No it requires BOTH.
Just like it says in documentation: https://en.bitcoin.it/wiki/MtGox/API
"In addition to the "nonce" value, your POST data must also include your username and password values, named "name" and "pass" respectively."

I tried removing them but it does not works.

[mdbitcoin]

The implementation I gave works and doesn't require username or password.

The whole point of an api key/secret implementation is to give user control of their account so they can revoke rights to an application. If they give up their username and password to applications, they can't guarantee that the application owner won't hijack the account. User should NEVER give out user name and passwords.  That's the whole point.

Anyway, I'll let them know over at MtGox that someone has compromised the wiki.

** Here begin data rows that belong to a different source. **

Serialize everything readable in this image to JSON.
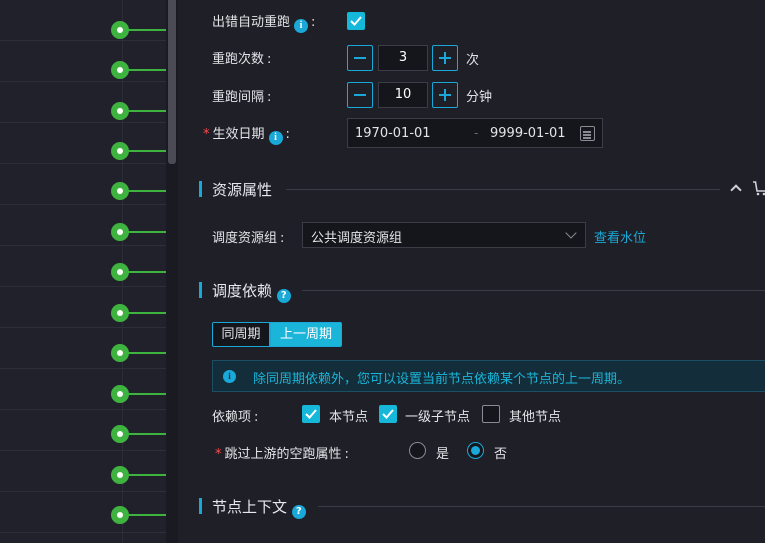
{
  "form": {
    "auto_rerun": {
      "label": "出错自动重跑",
      "colon": ":",
      "checked": true
    },
    "rerun_count": {
      "label": "重跑次数",
      "colon": ":",
      "value": "3",
      "unit": "次"
    },
    "rerun_interval": {
      "label": "重跑间隔",
      "colon": ":",
      "value": "10",
      "unit": "分钟"
    },
    "effective_date": {
      "required_mark": "*",
      "label": "生效日期",
      "colon": ":",
      "start": "1970-01-01",
      "separator": "-",
      "end": "9999-01-01"
    }
  },
  "resource": {
    "title": "资源属性",
    "group_label": "调度资源组",
    "colon": ":",
    "group_value": "公共调度资源组",
    "watermark_link": "查看水位"
  },
  "dependency": {
    "title": "调度依赖",
    "tabs": [
      {
        "label": "同周期",
        "active": false
      },
      {
        "label": "上一周期",
        "active": true
      }
    ],
    "notice": "除同周期依赖外，您可以设置当前节点依赖某个节点的上一周期。",
    "dep_label": "依赖项",
    "colon": ":",
    "options": [
      {
        "label": "本节点",
        "checked": true
      },
      {
        "label": "一级子节点",
        "checked": true
      },
      {
        "label": "其他节点",
        "checked": false
      }
    ],
    "skip_required_mark": "*",
    "skip_label": "跳过上游的空跑属性",
    "skip_colon": ":",
    "skip_options": [
      {
        "label": "是",
        "selected": false
      },
      {
        "label": "否",
        "selected": true
      }
    ]
  },
  "context": {
    "title": "节点上下文"
  },
  "icons": {
    "info": "info-icon",
    "help": "help-icon",
    "calendar": "calendar-icon",
    "chevron": "chevron-up-icon",
    "cart": "cart-icon",
    "timeline_node": "timeline-node-icon"
  },
  "colors": {
    "accent": "#1aa8d8",
    "node_green": "#3fb33f",
    "background": "#1e1f27"
  }
}
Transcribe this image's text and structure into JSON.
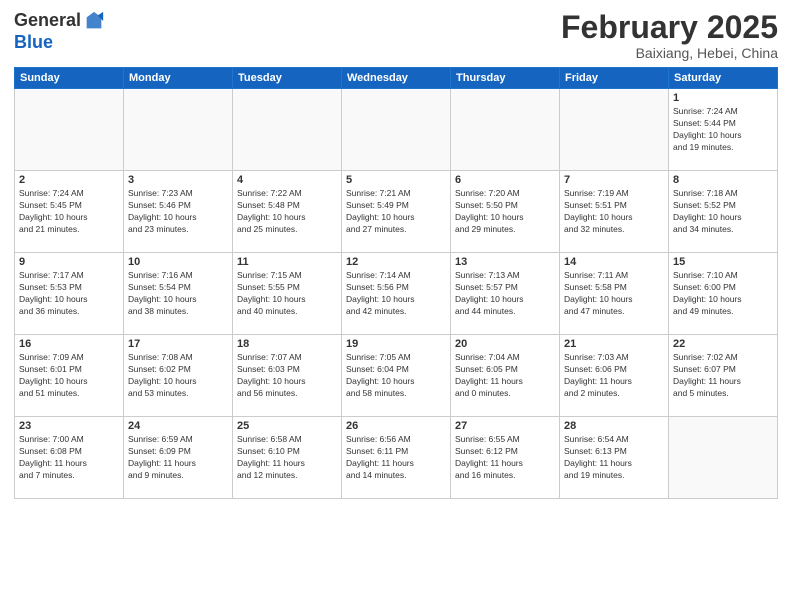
{
  "logo": {
    "general": "General",
    "blue": "Blue"
  },
  "header": {
    "month_year": "February 2025",
    "location": "Baixiang, Hebei, China"
  },
  "weekdays": [
    "Sunday",
    "Monday",
    "Tuesday",
    "Wednesday",
    "Thursday",
    "Friday",
    "Saturday"
  ],
  "weeks": [
    [
      {
        "day": "",
        "info": ""
      },
      {
        "day": "",
        "info": ""
      },
      {
        "day": "",
        "info": ""
      },
      {
        "day": "",
        "info": ""
      },
      {
        "day": "",
        "info": ""
      },
      {
        "day": "",
        "info": ""
      },
      {
        "day": "1",
        "info": "Sunrise: 7:24 AM\nSunset: 5:44 PM\nDaylight: 10 hours\nand 19 minutes."
      }
    ],
    [
      {
        "day": "2",
        "info": "Sunrise: 7:24 AM\nSunset: 5:45 PM\nDaylight: 10 hours\nand 21 minutes."
      },
      {
        "day": "3",
        "info": "Sunrise: 7:23 AM\nSunset: 5:46 PM\nDaylight: 10 hours\nand 23 minutes."
      },
      {
        "day": "4",
        "info": "Sunrise: 7:22 AM\nSunset: 5:48 PM\nDaylight: 10 hours\nand 25 minutes."
      },
      {
        "day": "5",
        "info": "Sunrise: 7:21 AM\nSunset: 5:49 PM\nDaylight: 10 hours\nand 27 minutes."
      },
      {
        "day": "6",
        "info": "Sunrise: 7:20 AM\nSunset: 5:50 PM\nDaylight: 10 hours\nand 29 minutes."
      },
      {
        "day": "7",
        "info": "Sunrise: 7:19 AM\nSunset: 5:51 PM\nDaylight: 10 hours\nand 32 minutes."
      },
      {
        "day": "8",
        "info": "Sunrise: 7:18 AM\nSunset: 5:52 PM\nDaylight: 10 hours\nand 34 minutes."
      }
    ],
    [
      {
        "day": "9",
        "info": "Sunrise: 7:17 AM\nSunset: 5:53 PM\nDaylight: 10 hours\nand 36 minutes."
      },
      {
        "day": "10",
        "info": "Sunrise: 7:16 AM\nSunset: 5:54 PM\nDaylight: 10 hours\nand 38 minutes."
      },
      {
        "day": "11",
        "info": "Sunrise: 7:15 AM\nSunset: 5:55 PM\nDaylight: 10 hours\nand 40 minutes."
      },
      {
        "day": "12",
        "info": "Sunrise: 7:14 AM\nSunset: 5:56 PM\nDaylight: 10 hours\nand 42 minutes."
      },
      {
        "day": "13",
        "info": "Sunrise: 7:13 AM\nSunset: 5:57 PM\nDaylight: 10 hours\nand 44 minutes."
      },
      {
        "day": "14",
        "info": "Sunrise: 7:11 AM\nSunset: 5:58 PM\nDaylight: 10 hours\nand 47 minutes."
      },
      {
        "day": "15",
        "info": "Sunrise: 7:10 AM\nSunset: 6:00 PM\nDaylight: 10 hours\nand 49 minutes."
      }
    ],
    [
      {
        "day": "16",
        "info": "Sunrise: 7:09 AM\nSunset: 6:01 PM\nDaylight: 10 hours\nand 51 minutes."
      },
      {
        "day": "17",
        "info": "Sunrise: 7:08 AM\nSunset: 6:02 PM\nDaylight: 10 hours\nand 53 minutes."
      },
      {
        "day": "18",
        "info": "Sunrise: 7:07 AM\nSunset: 6:03 PM\nDaylight: 10 hours\nand 56 minutes."
      },
      {
        "day": "19",
        "info": "Sunrise: 7:05 AM\nSunset: 6:04 PM\nDaylight: 10 hours\nand 58 minutes."
      },
      {
        "day": "20",
        "info": "Sunrise: 7:04 AM\nSunset: 6:05 PM\nDaylight: 11 hours\nand 0 minutes."
      },
      {
        "day": "21",
        "info": "Sunrise: 7:03 AM\nSunset: 6:06 PM\nDaylight: 11 hours\nand 2 minutes."
      },
      {
        "day": "22",
        "info": "Sunrise: 7:02 AM\nSunset: 6:07 PM\nDaylight: 11 hours\nand 5 minutes."
      }
    ],
    [
      {
        "day": "23",
        "info": "Sunrise: 7:00 AM\nSunset: 6:08 PM\nDaylight: 11 hours\nand 7 minutes."
      },
      {
        "day": "24",
        "info": "Sunrise: 6:59 AM\nSunset: 6:09 PM\nDaylight: 11 hours\nand 9 minutes."
      },
      {
        "day": "25",
        "info": "Sunrise: 6:58 AM\nSunset: 6:10 PM\nDaylight: 11 hours\nand 12 minutes."
      },
      {
        "day": "26",
        "info": "Sunrise: 6:56 AM\nSunset: 6:11 PM\nDaylight: 11 hours\nand 14 minutes."
      },
      {
        "day": "27",
        "info": "Sunrise: 6:55 AM\nSunset: 6:12 PM\nDaylight: 11 hours\nand 16 minutes."
      },
      {
        "day": "28",
        "info": "Sunrise: 6:54 AM\nSunset: 6:13 PM\nDaylight: 11 hours\nand 19 minutes."
      },
      {
        "day": "",
        "info": ""
      }
    ]
  ]
}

Or maybe something changed recently that I don't know about.

[hex]

Please do check with them and inform me.

[mdbitcoin]

I notified mark and I've updated the wiki's api for discussion.

There is nothing fundamentally wrong with using the username and password strategy, but it does compromise the security of the user's private account and defeats the ENTIRE purpose of the api key/secret rights.

I mean, if its a personal application, it doesn't hurt anything, but if it's an application like www.automtgox.com, a service; there's a piece of mind I want to provide my customers. I shouldn't have  their passwords on other services.


I know why this happened too. It is because the old password implementation is still functional and coders are having a lot of trouble getting the key/secret model working and there are a hundred articles still out there describing how to use the old api with username and password.

But to prove I'm not crazy, this is the information on MtGox about key/secret. The wiki used to reflect the same information, and now it doesn't... Note that it does not mention user name or password.

https://mtgox.com/support/tradeAPI

[hex]

I understand you compleatly.

I will chenge api as soon as un and pw are no longer required.

[mdbitcoin]

I thought I'd hear something back by now but I haven't.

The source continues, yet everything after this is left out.